Apart from the lowered energy of the day, things seem to be easing off a bit. Hopefully at the weeks end things will be back to a relatively normal state. In the mean time I am working on trying to keep myself one step ahead of the emotions that are threatening to take over. If the last year and a half has taught me anything, it is, that I am much stronger than I have ever given myself credit for. The ability to see how I react and respond to what is around me has allowed me to make changes that were well overdue.
When you finally begin to see who and how you really are it can be very eye opening. I now see things I do that make me cringe and wonder why I had not noticed it before. It gives me the opportunity to learn more about myself and to understand why I do what I do. This is something that I feel everyone should have the opportunity to do, but most never get the chance. Some are just so deeply ingrained in the version of reality that they have chosen, that they rarely see how they are.

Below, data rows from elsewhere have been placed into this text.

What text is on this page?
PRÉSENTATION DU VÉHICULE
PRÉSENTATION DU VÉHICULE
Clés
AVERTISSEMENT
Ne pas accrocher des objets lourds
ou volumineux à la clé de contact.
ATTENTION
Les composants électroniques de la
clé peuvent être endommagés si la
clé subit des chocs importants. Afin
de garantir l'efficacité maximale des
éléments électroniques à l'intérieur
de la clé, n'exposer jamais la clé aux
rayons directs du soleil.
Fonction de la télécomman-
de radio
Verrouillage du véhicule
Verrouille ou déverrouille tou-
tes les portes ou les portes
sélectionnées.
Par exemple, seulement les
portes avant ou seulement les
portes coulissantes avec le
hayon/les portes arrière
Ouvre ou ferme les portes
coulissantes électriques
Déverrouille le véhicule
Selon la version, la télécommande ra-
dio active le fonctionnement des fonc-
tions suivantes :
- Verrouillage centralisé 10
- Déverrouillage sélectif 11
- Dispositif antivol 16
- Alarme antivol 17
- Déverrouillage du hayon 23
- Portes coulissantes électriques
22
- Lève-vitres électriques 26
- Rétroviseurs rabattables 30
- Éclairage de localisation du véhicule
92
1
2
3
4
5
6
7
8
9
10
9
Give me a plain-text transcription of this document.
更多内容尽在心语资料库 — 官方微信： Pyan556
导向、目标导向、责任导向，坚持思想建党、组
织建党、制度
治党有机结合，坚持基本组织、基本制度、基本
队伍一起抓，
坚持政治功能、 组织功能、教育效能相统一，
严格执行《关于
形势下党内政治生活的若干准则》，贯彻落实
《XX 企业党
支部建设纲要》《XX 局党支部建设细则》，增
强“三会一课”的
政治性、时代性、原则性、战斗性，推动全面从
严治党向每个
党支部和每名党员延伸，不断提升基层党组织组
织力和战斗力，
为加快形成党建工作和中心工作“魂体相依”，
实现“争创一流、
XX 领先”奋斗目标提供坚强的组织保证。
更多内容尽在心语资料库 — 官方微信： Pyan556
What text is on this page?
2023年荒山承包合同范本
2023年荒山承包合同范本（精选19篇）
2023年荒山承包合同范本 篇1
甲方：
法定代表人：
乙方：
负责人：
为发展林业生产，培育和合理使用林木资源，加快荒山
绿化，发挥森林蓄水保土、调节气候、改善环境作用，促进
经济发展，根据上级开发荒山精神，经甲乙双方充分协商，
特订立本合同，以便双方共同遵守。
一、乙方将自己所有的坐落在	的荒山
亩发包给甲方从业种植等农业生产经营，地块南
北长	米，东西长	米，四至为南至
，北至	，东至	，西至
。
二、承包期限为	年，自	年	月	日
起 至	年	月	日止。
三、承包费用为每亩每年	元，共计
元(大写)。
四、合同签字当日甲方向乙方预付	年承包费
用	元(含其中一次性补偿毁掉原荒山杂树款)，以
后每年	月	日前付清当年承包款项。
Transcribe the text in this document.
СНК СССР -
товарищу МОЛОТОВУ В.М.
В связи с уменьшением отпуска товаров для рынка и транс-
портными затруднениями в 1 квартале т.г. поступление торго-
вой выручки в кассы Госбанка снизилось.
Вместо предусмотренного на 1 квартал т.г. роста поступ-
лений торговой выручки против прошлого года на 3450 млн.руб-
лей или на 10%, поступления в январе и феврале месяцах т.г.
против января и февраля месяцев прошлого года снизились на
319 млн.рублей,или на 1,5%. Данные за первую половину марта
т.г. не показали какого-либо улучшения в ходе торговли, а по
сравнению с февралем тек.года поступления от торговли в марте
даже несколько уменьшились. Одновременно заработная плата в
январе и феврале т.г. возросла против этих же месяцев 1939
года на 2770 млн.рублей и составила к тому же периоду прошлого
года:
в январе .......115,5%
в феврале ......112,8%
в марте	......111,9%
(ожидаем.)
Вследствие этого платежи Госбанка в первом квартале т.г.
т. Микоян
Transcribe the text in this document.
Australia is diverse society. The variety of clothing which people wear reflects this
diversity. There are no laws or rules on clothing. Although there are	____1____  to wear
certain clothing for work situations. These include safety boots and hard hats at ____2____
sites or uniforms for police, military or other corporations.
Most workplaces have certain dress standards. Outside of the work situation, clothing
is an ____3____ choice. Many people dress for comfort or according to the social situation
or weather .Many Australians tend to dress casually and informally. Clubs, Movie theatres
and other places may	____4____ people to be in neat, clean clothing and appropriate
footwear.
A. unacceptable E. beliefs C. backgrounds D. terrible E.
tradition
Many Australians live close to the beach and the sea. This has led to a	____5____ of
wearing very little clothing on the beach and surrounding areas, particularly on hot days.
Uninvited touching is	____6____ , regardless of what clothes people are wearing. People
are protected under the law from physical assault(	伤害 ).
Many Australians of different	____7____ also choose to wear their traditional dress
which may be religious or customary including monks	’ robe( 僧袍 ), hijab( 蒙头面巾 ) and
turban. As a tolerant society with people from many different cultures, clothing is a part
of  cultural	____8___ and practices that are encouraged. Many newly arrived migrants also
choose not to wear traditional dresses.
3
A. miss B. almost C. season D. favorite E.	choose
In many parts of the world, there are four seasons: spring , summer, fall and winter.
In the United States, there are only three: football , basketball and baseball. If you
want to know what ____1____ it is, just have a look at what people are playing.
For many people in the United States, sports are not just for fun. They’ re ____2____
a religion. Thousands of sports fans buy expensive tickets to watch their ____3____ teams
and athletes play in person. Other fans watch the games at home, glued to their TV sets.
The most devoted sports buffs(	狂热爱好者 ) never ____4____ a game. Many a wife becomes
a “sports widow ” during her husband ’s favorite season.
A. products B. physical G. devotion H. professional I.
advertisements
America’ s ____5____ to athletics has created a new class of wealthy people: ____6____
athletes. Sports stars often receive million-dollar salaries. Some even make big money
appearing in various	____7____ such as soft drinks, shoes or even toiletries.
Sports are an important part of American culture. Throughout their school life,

If everyone could, just for one moment, actually see how they are, I am sure they would take a step back like I have, and make the changes to bring their lives into a more balanced friendly space. The world would look so different if everyone of us lived at the right level of energy. Imagine how beautiful it could be.
For the rest of this week I am going to concentrate on raising my energy to a level where I feel wonderful. It is going to take some effort but I am determined to get there. No more allowing the world around me to bring me down. I will continue my walking, because it gives me strength and helps me to heal and the sooner I heal, the sooner I will be able to work again. As to what work I will be doing, I am not sure yet. Unfortunately there are not a lot of jobs around for older women. Experience seems not to count in the field I have worked in for so long, youth and cheaper pay rates are more important. I will not allow it to get me down.
I have faith that something will arrive when I am strong enough to do it. I am open to any type of job at the moment as long as it challenges my mind and does not bore me into a stupor. I like the idea of learning something new and adding to my skill set. I do not, however, want to be put into a position of having to do something that makes me depressed and lowers my energy. I have spent far too many years doing what I needed to do and now I would like to do something that makes me jump out of bed in the morning and to look forward to the work day.
I know it is out there and I am totally manifesting it into my space.